Meldung Internetnutzer können - wenn sie etwa in einem Online-Forum auf die Ankündigung eines Amoklaufs oder eine andere Straftat stoßen - vom Rechner zu Hause ein Formular ausfüllen und an die Internetwache abschicken. Die Meldung läuft direkt beim rund um die Uhr besetzten Lagedienst auf, wo sie von speziell geschulten Beamten ausgewertet wird. Nach Erkenntnissen der Polizei werden gerade Amoktaten häufig im Internet angekündigt.
Tipps Von den verwertbaren Hinweisen drehten sich laut LKA 199 um Gewaltbereitschaft und Waffen. 325Meldungen wiesen auf Sexualdelikte und Kinderpornografie hin, 125 auf politisch motivierte Straftaten, 36 auf Gewalt in den eigenen vier Wänden, 35 auf Delikte im Zusammenhang mit Drogen sowie 33 auf Selbstmorde.

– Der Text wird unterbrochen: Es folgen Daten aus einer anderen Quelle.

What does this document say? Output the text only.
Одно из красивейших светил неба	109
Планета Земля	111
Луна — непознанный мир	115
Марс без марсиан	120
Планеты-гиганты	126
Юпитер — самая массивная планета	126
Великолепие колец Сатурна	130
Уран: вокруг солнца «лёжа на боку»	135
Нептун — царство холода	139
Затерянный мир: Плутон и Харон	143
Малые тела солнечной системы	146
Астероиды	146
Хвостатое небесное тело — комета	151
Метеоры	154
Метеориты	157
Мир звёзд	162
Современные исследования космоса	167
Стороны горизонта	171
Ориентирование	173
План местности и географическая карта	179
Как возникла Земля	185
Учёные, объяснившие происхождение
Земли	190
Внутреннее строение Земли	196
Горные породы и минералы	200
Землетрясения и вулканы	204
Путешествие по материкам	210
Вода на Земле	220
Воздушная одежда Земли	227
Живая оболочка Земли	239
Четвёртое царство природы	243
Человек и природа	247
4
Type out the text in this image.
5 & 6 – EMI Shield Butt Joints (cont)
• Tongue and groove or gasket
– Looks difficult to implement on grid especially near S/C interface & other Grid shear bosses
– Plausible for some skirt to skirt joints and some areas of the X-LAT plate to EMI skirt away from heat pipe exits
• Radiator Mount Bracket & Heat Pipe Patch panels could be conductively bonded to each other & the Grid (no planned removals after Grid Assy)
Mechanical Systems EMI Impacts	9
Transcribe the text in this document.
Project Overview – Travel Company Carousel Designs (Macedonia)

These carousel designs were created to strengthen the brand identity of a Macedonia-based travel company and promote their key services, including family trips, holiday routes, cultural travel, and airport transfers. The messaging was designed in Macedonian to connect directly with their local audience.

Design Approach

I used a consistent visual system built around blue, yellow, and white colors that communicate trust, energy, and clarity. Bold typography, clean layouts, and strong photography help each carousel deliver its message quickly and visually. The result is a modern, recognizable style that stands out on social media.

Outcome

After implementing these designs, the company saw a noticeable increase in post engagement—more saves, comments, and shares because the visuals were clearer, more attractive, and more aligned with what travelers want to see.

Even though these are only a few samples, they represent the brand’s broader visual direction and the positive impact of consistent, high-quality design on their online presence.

Ermittlungen Wenn ein Hinweis eingeht, ermitteln die Beamten zunächst, wo sich der Rechner befindet, von dem aus die verdächtigen Inhalte ins Netz gelangten. Dann wird die zuständige Polizeidienststelle informiert, die der Sache weiter nachgeht. Eine Auswertung, wie diese Dienststellen damit weiter verfuhren, gibt es laut LKA nicht.